Le modèle Laporta nest pas le problème, il est le symptôme dun club obsolète

29 June 2026 Publié | Traduit de l'espagnol

Le discours de Font réduit le débat à Laporta contre le changement, mais le vrai problème du Barça est son modèle de gouvernance obsolète. Les socios ont besoin de plus qu'un plébiscite personnaliste : ils exigent des outils réels pour décider. La solution passe par la mise en place d'une assemblée numérique contraignante qui reconstruise la confiance sociale grâce à des décisions collectives transparentes, et non par le choix entre deux visages connus.

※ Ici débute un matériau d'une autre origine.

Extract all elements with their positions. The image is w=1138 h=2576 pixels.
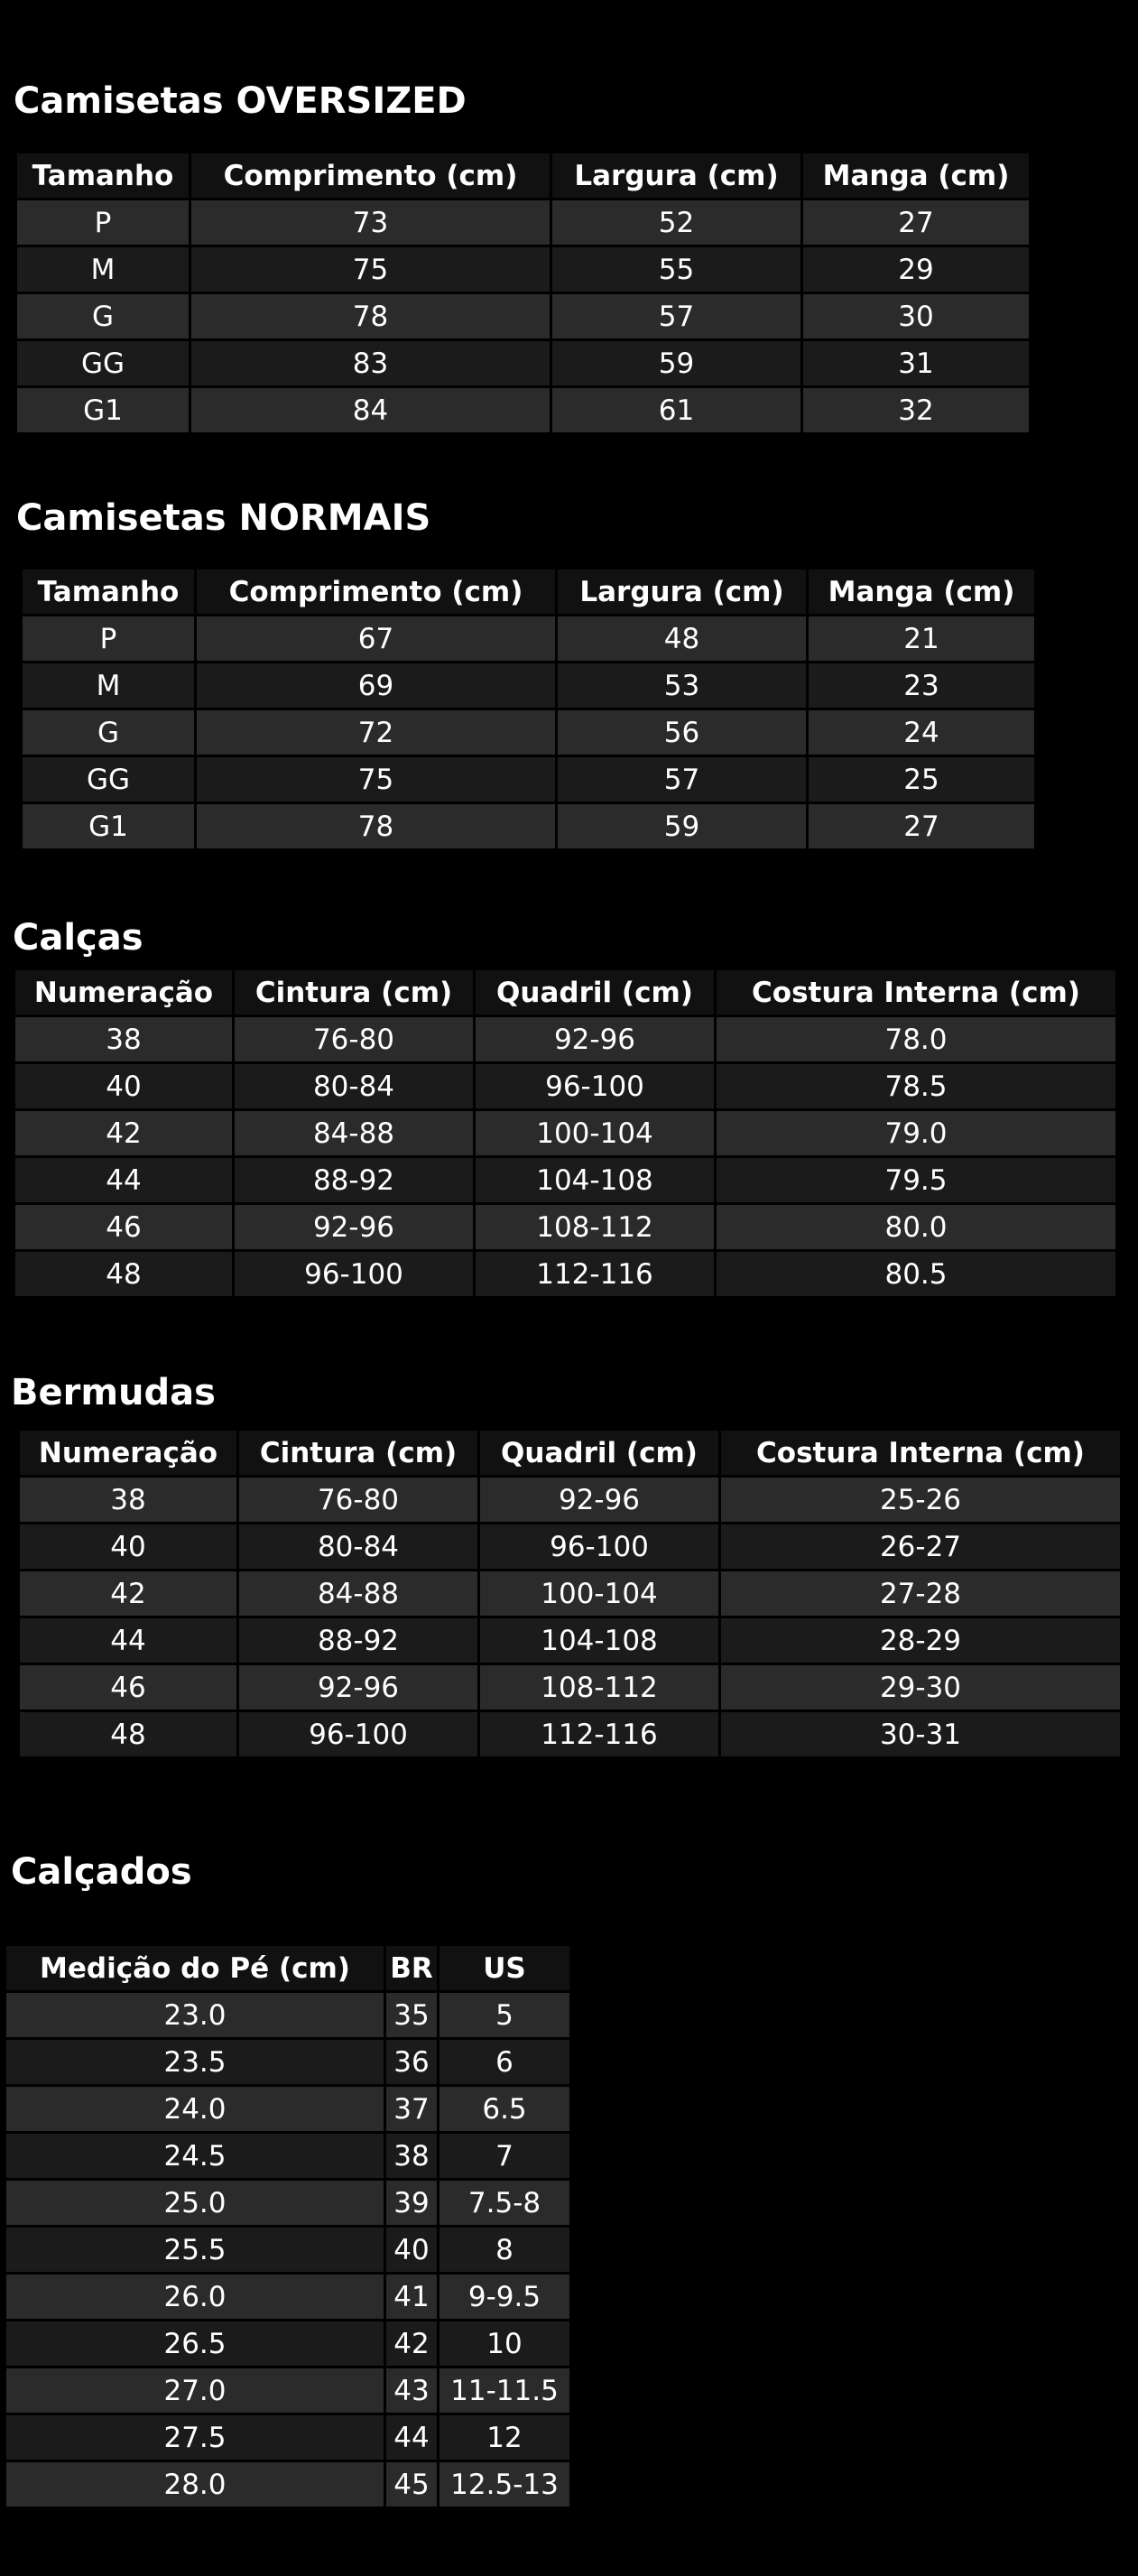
table-cell: 52 xyxy=(552,200,800,245)
table-cell: 31 xyxy=(803,341,1029,385)
table-cell: 96-100 xyxy=(235,1252,473,1296)
table-cell: 84-88 xyxy=(239,1571,477,1616)
table-row xyxy=(6,2415,569,2460)
table-cell: 80.5 xyxy=(717,1252,1115,1296)
table-cell: 79.0 xyxy=(717,1111,1115,1155)
table-cell: 112-116 xyxy=(480,1712,718,1756)
table-cell: 27.5 xyxy=(6,2415,384,2460)
table-row xyxy=(15,1111,1115,1155)
table-cell: 76-80 xyxy=(239,1478,477,1522)
table-header-row xyxy=(6,1946,569,1990)
oversized-section xyxy=(14,79,467,123)
table-cell: 88-92 xyxy=(235,1158,473,1202)
table-row xyxy=(20,1665,1120,1710)
table-cell: 84 xyxy=(191,388,550,432)
table-cell: 112-116 xyxy=(476,1252,714,1296)
section-title: Camisetas NORMAIS xyxy=(16,497,431,539)
table-cell: 25.0 xyxy=(6,2181,384,2225)
table-cell: 30-31 xyxy=(721,1712,1120,1756)
table-cell: GG xyxy=(17,341,189,385)
table-cell: 11-11.5 xyxy=(439,2368,569,2413)
table-cell: 27 xyxy=(803,200,1029,245)
table-cell: 40 xyxy=(20,1524,236,1569)
table-cell: 104-108 xyxy=(480,1618,718,1663)
table-cell: 23 xyxy=(809,663,1034,708)
table-cell: 59 xyxy=(552,341,800,385)
table-row xyxy=(6,2181,569,2225)
table-cell: 40 xyxy=(386,2228,437,2272)
table-cell: 28.0 xyxy=(6,2462,384,2507)
table-header-row xyxy=(20,1431,1120,1475)
table-row xyxy=(6,2087,569,2131)
section-title: Camisetas OVERSIZED xyxy=(14,80,467,122)
table-cell: 55 xyxy=(552,247,800,292)
table-cell: G1 xyxy=(17,388,189,432)
normais-size-table xyxy=(20,567,1037,851)
column-header: Cintura (cm) xyxy=(239,1431,477,1475)
column-header: Costura Interna (cm) xyxy=(721,1431,1120,1475)
table-row xyxy=(6,2275,569,2319)
table-cell: 26.5 xyxy=(6,2321,384,2366)
table-row xyxy=(6,2134,569,2178)
table-row xyxy=(20,1478,1120,1522)
table-cell: 24.5 xyxy=(6,2134,384,2178)
table-cell: 42 xyxy=(15,1111,232,1155)
table-row xyxy=(20,1571,1120,1616)
table-row xyxy=(20,1618,1120,1663)
table-row xyxy=(23,663,1034,708)
table-row xyxy=(6,2321,569,2366)
column-header: Largura (cm) xyxy=(552,153,800,198)
table-cell: 78 xyxy=(191,294,550,338)
column-header: Largura (cm) xyxy=(558,570,806,614)
table-cell: 53 xyxy=(558,663,806,708)
table-cell: 92-96 xyxy=(239,1665,477,1710)
section-title: Bermudas xyxy=(11,1372,216,1413)
table-cell: 79.5 xyxy=(717,1158,1115,1202)
table-row xyxy=(20,1712,1120,1756)
table-cell: 24 xyxy=(809,710,1034,755)
column-header: Numeração xyxy=(20,1431,236,1475)
table-cell: 23.0 xyxy=(6,1993,384,2037)
table-cell: 96-100 xyxy=(476,1064,714,1108)
table-cell: 61 xyxy=(552,388,800,432)
table-cell: 26-27 xyxy=(721,1524,1120,1569)
table-cell: 23.5 xyxy=(6,2040,384,2084)
table-row xyxy=(15,1205,1115,1249)
table-cell: 32 xyxy=(803,388,1029,432)
table-cell: 25 xyxy=(809,757,1034,802)
table-cell: 80.0 xyxy=(717,1205,1115,1249)
table-cell: 56 xyxy=(558,710,806,755)
oversized-size-table xyxy=(14,151,1032,435)
table-cell: 100-104 xyxy=(480,1571,718,1616)
table-cell: 104-108 xyxy=(476,1158,714,1202)
normais-section xyxy=(16,496,430,540)
table-cell: 100-104 xyxy=(476,1111,714,1155)
table-cell: 83 xyxy=(191,341,550,385)
table-cell: G xyxy=(23,710,194,755)
bermudas-size-table xyxy=(17,1428,1123,1759)
table-cell: 28-29 xyxy=(721,1618,1120,1663)
table-row xyxy=(17,341,1029,385)
table-cell: 78.5 xyxy=(717,1064,1115,1108)
table-cell: 35 xyxy=(386,1993,437,2037)
table-cell: 44 xyxy=(20,1618,236,1663)
table-cell: 46 xyxy=(15,1205,232,1249)
table-cell: 48 xyxy=(20,1712,236,1756)
table-cell: 40 xyxy=(15,1064,232,1108)
table-cell: 92-96 xyxy=(235,1205,473,1249)
table-cell: 92-96 xyxy=(480,1478,718,1522)
table-cell: 12.5-13 xyxy=(439,2462,569,2507)
table-cell: 6.5 xyxy=(439,2087,569,2131)
column-header: Tamanho xyxy=(17,153,189,198)
table-cell: 78 xyxy=(197,804,555,848)
table-row xyxy=(6,1993,569,2037)
column-header: Quadril (cm) xyxy=(480,1431,718,1475)
table-cell: P xyxy=(17,200,189,245)
table-row xyxy=(17,200,1029,245)
table-cell: 57 xyxy=(552,294,800,338)
calcas-section xyxy=(13,916,143,959)
table-cell: 78.0 xyxy=(717,1017,1115,1061)
table-cell: M xyxy=(23,663,194,708)
table-cell: 24.0 xyxy=(6,2087,384,2131)
table-cell: 80-84 xyxy=(239,1524,477,1569)
table-cell: 76-80 xyxy=(235,1017,473,1061)
table-cell: 67 xyxy=(197,616,555,661)
table-cell: 26.0 xyxy=(6,2275,384,2319)
column-header: Tamanho xyxy=(23,570,194,614)
calcados-size-table xyxy=(4,1943,572,2509)
table-cell: 30 xyxy=(803,294,1029,338)
table-row xyxy=(23,804,1034,848)
table-cell: 29-30 xyxy=(721,1665,1120,1710)
table-row xyxy=(20,1524,1120,1569)
table-cell: 38 xyxy=(15,1017,232,1061)
table-cell: 57 xyxy=(558,757,806,802)
table-cell: 59 xyxy=(558,804,806,848)
table-cell: 8 xyxy=(439,2228,569,2272)
table-cell: 27 xyxy=(809,804,1034,848)
table-row xyxy=(6,2228,569,2272)
column-header: US xyxy=(439,1946,569,1990)
table-cell: 25-26 xyxy=(721,1478,1120,1522)
table-cell: 73 xyxy=(191,200,550,245)
table-cell: 29 xyxy=(803,247,1029,292)
table-cell: 12 xyxy=(439,2415,569,2460)
calcas-size-table xyxy=(13,968,1118,1299)
table-row xyxy=(17,388,1029,432)
table-cell: 43 xyxy=(386,2368,437,2413)
table-row xyxy=(23,710,1034,755)
table-cell: 6 xyxy=(439,2040,569,2084)
column-header: BR xyxy=(386,1946,437,1990)
table-cell: 45 xyxy=(386,2462,437,2507)
table-row xyxy=(17,294,1029,338)
table-row xyxy=(15,1017,1115,1061)
table-cell: 96-100 xyxy=(239,1712,477,1756)
table-row xyxy=(23,616,1034,661)
table-header-row xyxy=(17,153,1029,198)
table-cell: 10 xyxy=(439,2321,569,2366)
table-row xyxy=(6,2040,569,2084)
table-cell: 5 xyxy=(439,1993,569,2037)
table-cell: 42 xyxy=(20,1571,236,1616)
table-cell: 37 xyxy=(386,2087,437,2131)
table-cell: 7.5-8 xyxy=(439,2181,569,2225)
table-cell: M xyxy=(17,247,189,292)
table-cell: 25.5 xyxy=(6,2228,384,2272)
section-title: Calçados xyxy=(11,1851,192,1893)
table-cell: 69 xyxy=(197,663,555,708)
column-header: Manga (cm) xyxy=(803,153,1029,198)
table-row xyxy=(15,1158,1115,1202)
table-row xyxy=(15,1252,1115,1296)
table-cell: 44 xyxy=(15,1158,232,1202)
calcados-section xyxy=(11,1850,192,1894)
table-cell: 42 xyxy=(386,2321,437,2366)
table-header-row xyxy=(23,570,1034,614)
table-cell: 36 xyxy=(386,2040,437,2084)
table-cell: 108-112 xyxy=(476,1205,714,1249)
table-cell: 75 xyxy=(197,757,555,802)
table-row xyxy=(23,757,1034,802)
table-cell: 9-9.5 xyxy=(439,2275,569,2319)
section-title: Calças xyxy=(13,917,143,959)
column-header: Medição do Pé (cm) xyxy=(6,1946,384,1990)
column-header: Comprimento (cm) xyxy=(191,153,550,198)
column-header: Costura Interna (cm) xyxy=(717,970,1115,1015)
table-cell: 108-112 xyxy=(480,1665,718,1710)
table-cell: 38 xyxy=(20,1478,236,1522)
table-cell: 75 xyxy=(191,247,550,292)
table-cell: G1 xyxy=(23,804,194,848)
table-cell: P xyxy=(23,616,194,661)
table-cell: 21 xyxy=(809,616,1034,661)
table-row xyxy=(15,1064,1115,1108)
table-cell: 48 xyxy=(558,616,806,661)
column-header: Quadril (cm) xyxy=(476,970,714,1015)
table-cell: 38 xyxy=(386,2134,437,2178)
table-cell: 7 xyxy=(439,2134,569,2178)
table-cell: GG xyxy=(23,757,194,802)
table-cell: 39 xyxy=(386,2181,437,2225)
table-cell: 80-84 xyxy=(235,1064,473,1108)
column-header: Manga (cm) xyxy=(809,570,1034,614)
table-cell: 27.0 xyxy=(6,2368,384,2413)
table-row xyxy=(6,2462,569,2507)
table-cell: 46 xyxy=(20,1665,236,1710)
bermudas-section xyxy=(11,1371,216,1414)
table-header-row xyxy=(15,970,1115,1015)
table-cell: G xyxy=(17,294,189,338)
table-cell: 92-96 xyxy=(476,1017,714,1061)
table-cell: 41 xyxy=(386,2275,437,2319)
column-header: Cintura (cm) xyxy=(235,970,473,1015)
table-cell: 72 xyxy=(197,710,555,755)
table-row xyxy=(17,247,1029,292)
table-cell: 96-100 xyxy=(480,1524,718,1569)
table-row xyxy=(6,2368,569,2413)
table-cell: 44 xyxy=(386,2415,437,2460)
column-header: Numeração xyxy=(15,970,232,1015)
table-cell: 88-92 xyxy=(239,1618,477,1663)
table-cell: 84-88 xyxy=(235,1111,473,1155)
table-cell: 27-28 xyxy=(721,1571,1120,1616)
column-header: Comprimento (cm) xyxy=(197,570,555,614)
table-cell: 48 xyxy=(15,1252,232,1296)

Trois mains silhouettées tendues vers une tablette holographique lumineuse affichant une interface de vote numérique, au-dessus d'un piédestal en marbre fissuré portant un blason de club fané, derrière elles une vitrine à trophées poussiéreuse aux charnières brisées, une main tenant un marteau rouillé tandis qu'une autre tient un smartphone montrant un écran partagé de deux visages identiques, style d'illustration technique, éclairage dramatique latéral projetant de longues ombres, textures photoréalistes de marbre usé et de métal oxydé, composition cinématographique soulignant le contraste entre les anciens outils de gouvernance et les nouveaux systèmes de décision numérique

Assemblée numérique contraignante : le backend dont le Barça a besoin 🗳️

Mettre en place une assemblée numérique contraignante implique de développer une plateforme avec blockchain pour des votes vérifiables, un système d'identification biométrique des socios et des contrats intelligents qui exécutent automatiquement les décisions. Cela élimine les intermédiaires et les opacités. Il ne s'agit pas d'une application de sondages, mais d'un écosystème technique où chaque vote a un poids réel et traçable. Sans cette infrastructure, tout changement de président ne fait que changer le nom sur la plaque.

Ce que Font ne comprend pas : le socio ne veut pas un messie, il veut un bouton de vote 🔴

Font parle de changement comme on change de chaîne à la télé. Mais le socio n'a pas besoin d'un autre sauveur en survêtement avec un beau discours ; il a besoin d'un bouton rouge sur son téléphone qui lui permette de décider si on recrute un attaquant ou si on investit plutôt dans un système d'arrosage pour la pelouse. Tant que le débat sera Laporta ou Font, le club continuera à tourner dans le manège des personnalismes. La révolution n'est pas un nom, c'est un clic.